WRITING OBSTACLE

Tell the reader something important about a character by describing only their hands.

Florence

Finn found himself staring at Florence’s hands. To Finn they were a picture in shape and movement, and he couldn’t suppress the feeling that Florence’s hands gave away her inner-most self; but only if she wanted them to. She was too careful to let her guard down, but in the quiet details it seemed to Finn that her hands told stories even when her mouth didn’t. Long fingers, fine-boned, with a scholar’s precision and a mechanic’s practical bluntness. Her nails were short, not bitten, just trimmed to be useful. Not painted either, unless you counted the faint smudges of graphite, machine grease, or whatever mineral trace she’d last been excavating from some long-dead artefact. The skin along her knuckles bore the pale ghosts of past abrasions, old nicks healed without complaint, the kind that came from prying open stubborn access panels or handling ancient devices that didn’t want to be handled.


She wore no jewellery, nor rings. No smartbands, nothing to catch or snag, nothing to break circuit. The veins on the back of her hands lay like lightly sketched cartography: rivers across paper, a map drawn on purpose. When she moved them, tapping out calculations, reconfiguring a bind-latch, lifting a cup of bitter coffee. They were unhurried, precise, but never too delicate. There was strength in those hands, the kind born of doing rather than displaying.
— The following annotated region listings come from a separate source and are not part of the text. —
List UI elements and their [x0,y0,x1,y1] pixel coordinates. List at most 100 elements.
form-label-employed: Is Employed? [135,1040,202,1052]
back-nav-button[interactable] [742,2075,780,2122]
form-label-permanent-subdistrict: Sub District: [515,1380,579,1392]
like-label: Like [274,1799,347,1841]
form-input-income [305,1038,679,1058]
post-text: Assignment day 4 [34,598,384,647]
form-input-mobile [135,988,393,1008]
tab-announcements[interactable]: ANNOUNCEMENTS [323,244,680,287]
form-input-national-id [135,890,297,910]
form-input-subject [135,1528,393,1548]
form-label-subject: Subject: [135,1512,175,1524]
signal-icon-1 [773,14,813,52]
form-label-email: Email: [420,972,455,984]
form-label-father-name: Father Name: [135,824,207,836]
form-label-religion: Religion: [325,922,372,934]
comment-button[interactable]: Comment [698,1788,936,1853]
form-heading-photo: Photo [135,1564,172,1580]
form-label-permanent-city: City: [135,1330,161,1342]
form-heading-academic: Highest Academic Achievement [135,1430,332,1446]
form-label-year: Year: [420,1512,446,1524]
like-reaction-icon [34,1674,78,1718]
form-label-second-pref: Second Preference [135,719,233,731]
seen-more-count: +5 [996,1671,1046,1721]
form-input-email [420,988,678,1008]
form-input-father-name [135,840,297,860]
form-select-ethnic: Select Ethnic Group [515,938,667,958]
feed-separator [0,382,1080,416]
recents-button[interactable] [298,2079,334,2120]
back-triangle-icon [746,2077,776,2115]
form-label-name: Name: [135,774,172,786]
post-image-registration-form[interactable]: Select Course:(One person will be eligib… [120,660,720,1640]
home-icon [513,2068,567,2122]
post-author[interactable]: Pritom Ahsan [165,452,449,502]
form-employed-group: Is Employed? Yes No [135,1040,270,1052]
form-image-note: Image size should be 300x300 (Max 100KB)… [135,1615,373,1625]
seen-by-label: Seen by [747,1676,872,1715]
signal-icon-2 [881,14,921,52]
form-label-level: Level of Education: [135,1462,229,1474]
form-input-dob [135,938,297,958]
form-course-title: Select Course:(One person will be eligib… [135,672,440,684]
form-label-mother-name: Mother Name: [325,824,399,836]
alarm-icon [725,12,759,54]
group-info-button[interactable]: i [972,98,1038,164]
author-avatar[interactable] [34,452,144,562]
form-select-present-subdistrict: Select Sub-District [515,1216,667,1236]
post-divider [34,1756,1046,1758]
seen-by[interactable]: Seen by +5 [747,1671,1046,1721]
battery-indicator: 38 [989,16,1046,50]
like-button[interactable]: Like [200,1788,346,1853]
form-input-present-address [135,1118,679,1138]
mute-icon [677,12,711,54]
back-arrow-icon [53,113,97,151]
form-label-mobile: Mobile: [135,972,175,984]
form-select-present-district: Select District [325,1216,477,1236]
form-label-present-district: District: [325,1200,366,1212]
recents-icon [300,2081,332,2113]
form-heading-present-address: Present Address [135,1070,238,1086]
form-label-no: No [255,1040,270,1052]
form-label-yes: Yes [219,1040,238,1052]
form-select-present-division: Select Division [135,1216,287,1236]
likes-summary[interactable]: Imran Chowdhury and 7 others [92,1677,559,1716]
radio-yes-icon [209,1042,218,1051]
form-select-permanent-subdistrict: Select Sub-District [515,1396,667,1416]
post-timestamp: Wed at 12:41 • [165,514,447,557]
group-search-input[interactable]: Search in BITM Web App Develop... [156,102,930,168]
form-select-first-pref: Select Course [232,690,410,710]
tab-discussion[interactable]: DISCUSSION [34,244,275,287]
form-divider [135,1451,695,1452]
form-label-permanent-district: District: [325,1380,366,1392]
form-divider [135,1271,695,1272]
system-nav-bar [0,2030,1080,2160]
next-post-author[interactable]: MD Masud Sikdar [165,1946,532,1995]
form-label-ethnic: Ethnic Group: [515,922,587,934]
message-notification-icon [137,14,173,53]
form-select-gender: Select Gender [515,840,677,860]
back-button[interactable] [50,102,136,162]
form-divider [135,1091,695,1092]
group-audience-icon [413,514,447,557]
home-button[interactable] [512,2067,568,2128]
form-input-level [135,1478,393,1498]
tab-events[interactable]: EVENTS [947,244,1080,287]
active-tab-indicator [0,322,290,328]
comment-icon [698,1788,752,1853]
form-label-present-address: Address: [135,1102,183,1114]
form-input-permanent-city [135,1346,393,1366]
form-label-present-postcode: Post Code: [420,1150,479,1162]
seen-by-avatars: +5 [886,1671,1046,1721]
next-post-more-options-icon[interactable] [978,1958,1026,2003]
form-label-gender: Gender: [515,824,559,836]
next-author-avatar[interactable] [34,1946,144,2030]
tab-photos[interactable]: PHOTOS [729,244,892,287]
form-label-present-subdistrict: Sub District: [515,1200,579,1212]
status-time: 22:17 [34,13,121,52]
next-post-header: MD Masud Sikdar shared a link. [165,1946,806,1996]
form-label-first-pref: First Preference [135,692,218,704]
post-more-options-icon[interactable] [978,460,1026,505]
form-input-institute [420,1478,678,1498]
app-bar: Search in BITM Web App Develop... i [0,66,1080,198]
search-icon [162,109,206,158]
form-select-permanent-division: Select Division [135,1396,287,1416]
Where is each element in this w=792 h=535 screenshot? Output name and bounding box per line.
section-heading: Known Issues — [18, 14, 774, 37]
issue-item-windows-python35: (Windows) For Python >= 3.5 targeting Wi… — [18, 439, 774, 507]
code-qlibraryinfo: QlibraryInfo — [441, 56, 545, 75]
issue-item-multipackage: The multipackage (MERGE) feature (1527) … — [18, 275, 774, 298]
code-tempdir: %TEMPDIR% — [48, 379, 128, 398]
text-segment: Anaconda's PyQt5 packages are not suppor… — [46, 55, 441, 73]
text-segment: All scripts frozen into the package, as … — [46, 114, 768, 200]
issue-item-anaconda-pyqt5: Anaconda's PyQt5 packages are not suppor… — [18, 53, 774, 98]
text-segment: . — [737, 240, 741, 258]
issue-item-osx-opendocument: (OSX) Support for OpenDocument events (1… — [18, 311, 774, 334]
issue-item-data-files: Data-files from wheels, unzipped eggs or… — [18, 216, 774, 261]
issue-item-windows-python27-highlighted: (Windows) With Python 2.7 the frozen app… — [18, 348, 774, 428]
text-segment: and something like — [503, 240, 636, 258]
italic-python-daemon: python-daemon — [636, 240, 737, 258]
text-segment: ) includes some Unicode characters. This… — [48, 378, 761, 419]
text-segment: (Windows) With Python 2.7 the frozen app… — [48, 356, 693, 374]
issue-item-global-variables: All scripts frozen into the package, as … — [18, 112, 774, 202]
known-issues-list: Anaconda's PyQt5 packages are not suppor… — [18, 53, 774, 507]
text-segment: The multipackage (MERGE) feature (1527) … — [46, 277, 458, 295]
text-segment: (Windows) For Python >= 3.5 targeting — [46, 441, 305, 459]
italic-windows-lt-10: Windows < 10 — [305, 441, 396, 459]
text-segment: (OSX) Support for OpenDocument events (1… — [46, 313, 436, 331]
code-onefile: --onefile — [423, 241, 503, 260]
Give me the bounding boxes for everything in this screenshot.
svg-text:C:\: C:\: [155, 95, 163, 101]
Finn could imagine her dismantling a time-sealed, machine-module-device-thingy with only a burnt-out multitool and a half-smile. Her hands never trembled, even when the rest of the universe did.


If you ever needed to understand Florence, the real Florence, you only had to watch her hands: never idle, never unsure, always two steps ahead of whatever the rest of her chose to say aloud. Finn was more than a little in love with the expressive persona behind those wonderful hands.